Once again, here is our guest blogger, Dr. David Levy. This post is dedicated to the memory of our friend, Terry Dufek, avid astronomer and aficionado of action figures.
Skyward
for March 2022
Picture Caption: Eureka, one of my telescopes, is probably s bit
better than the one referred to in Wordsworth's 1806 poem Star Gazers.
Star
Gazers
What
crowd is this? What have we here? We must not pass it by;
A
telescope upon its frame, and pointed to the sky…
n
William
Wordsworth, 1806
While
I was working on my master’s degree at Queen’s University in Canada some 42
years ago, I came across this poem, loved it, and decided to include it in my
thesis. Norman MacKenzie, my thesis
advisor, a scholar and a genius, pencilled one comment at the bottom of this
poem: “Wordsworth wrote some wretched
verse.” Norman did not have much of a
sense of humour, but I am still laughing at his written comment.
In
his poem, Wordsworth complains about how many people who look through a
telescope are disappointed in what they see.
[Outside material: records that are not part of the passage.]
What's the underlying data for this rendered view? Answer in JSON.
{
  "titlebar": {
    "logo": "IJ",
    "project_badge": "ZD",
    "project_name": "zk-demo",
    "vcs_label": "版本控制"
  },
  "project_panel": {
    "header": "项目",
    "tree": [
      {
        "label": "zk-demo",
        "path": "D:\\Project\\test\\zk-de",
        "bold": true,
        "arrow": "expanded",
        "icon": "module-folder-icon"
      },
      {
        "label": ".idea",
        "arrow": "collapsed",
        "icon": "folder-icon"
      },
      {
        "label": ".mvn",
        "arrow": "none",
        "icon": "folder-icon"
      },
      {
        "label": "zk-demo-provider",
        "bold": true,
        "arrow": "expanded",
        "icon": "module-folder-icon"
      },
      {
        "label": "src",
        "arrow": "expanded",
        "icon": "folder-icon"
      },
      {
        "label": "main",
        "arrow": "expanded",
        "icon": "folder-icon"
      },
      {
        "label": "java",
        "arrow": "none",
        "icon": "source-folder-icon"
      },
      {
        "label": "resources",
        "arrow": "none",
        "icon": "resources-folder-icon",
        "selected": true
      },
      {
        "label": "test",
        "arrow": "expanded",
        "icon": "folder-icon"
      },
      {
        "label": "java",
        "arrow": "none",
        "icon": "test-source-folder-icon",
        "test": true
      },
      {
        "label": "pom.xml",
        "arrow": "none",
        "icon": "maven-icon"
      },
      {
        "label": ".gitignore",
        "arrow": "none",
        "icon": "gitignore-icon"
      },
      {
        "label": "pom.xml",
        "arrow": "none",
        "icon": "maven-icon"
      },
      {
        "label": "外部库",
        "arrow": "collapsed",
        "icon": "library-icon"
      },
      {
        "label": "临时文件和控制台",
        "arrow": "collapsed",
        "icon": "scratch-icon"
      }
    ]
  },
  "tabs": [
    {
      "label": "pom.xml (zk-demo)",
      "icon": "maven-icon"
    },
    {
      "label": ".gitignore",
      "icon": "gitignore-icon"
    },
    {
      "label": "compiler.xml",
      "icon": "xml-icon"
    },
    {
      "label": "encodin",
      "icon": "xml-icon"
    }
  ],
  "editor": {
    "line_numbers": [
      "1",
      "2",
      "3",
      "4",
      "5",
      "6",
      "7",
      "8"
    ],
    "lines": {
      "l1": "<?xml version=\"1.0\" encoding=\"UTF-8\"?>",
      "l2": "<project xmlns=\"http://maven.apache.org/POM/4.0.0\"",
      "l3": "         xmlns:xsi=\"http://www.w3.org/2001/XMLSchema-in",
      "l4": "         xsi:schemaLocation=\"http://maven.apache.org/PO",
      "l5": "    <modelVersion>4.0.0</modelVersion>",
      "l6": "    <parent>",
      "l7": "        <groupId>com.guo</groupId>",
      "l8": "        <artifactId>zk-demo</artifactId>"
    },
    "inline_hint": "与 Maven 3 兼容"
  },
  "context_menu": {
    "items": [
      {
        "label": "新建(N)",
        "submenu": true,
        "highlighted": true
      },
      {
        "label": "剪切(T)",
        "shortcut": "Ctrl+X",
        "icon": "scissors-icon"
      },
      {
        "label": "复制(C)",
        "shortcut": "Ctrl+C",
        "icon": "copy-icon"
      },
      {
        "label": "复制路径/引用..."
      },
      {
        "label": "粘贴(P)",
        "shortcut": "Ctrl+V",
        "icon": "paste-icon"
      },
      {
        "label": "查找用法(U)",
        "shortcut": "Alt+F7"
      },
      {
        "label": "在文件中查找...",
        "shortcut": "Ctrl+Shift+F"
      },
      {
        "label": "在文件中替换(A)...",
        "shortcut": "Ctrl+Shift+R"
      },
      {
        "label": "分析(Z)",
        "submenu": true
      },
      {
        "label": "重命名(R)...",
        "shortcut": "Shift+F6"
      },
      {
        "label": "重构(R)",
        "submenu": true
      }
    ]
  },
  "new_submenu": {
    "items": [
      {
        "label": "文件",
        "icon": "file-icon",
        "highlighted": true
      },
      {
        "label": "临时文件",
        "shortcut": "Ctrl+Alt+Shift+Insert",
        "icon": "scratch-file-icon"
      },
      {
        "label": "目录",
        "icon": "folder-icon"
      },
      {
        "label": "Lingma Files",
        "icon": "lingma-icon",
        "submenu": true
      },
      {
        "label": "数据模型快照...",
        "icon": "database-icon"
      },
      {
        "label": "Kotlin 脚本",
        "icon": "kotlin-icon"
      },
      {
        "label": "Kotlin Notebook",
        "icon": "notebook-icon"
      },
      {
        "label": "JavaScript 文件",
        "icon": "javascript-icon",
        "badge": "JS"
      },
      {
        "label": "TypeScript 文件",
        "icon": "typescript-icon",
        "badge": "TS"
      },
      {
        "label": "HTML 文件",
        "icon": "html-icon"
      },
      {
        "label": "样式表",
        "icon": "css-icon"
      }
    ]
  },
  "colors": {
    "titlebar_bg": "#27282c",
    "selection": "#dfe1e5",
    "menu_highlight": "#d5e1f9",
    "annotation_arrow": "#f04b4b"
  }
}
At no point in time is that idea more cogent than now. If a telescope we look through cannot offer
us a view as good as a space telescope, then that telescope is a failure.
By the end of the poem, the crowd abandons the
telescope:
“One
after one they take their turns, nor have I one espied
That
doth not slackly go away, as if dissatisfied.”
For
me, the night sky is far more than our imagined perceptions of what we can see
through a telescope. Some of us can look
at an internet photograph all day long, but not I. The beauty of the sky lies in its reality.
The planets I see are real worlds. The
constellations I point out to young observers contain real stars. One evening I asked a group if they had seen
the recent eclipse of the Moon. “Yes,”
answered one, “I saw it online.” No, he
didn’t. Eclipses are real only if you
see them in the sky, while they are happening.
It
is a given that a back yard telescope will never show us Jupiter as detailed or
as colorful as a telescope out in space will.
What that telescope does show us is the genuine sky, a sky without
artificial color enhancement, a sky as it really exists on top of our heads on
every clear night. It shows us a sky
untarnished by the trivial events of the day, and unspoiled by petty concerns
that are bothering us. Our own telescope
truly shows us the Moon as it was a third of a second ago, a
star as it appeared thirty-four years ago, or a galaxy as it appeared twelve million years in the past. Our back yard telescope shows us what is
there, and unlike the crowd from 1806 that left dissatisfied, the people of
today can understand that the sky they see is real.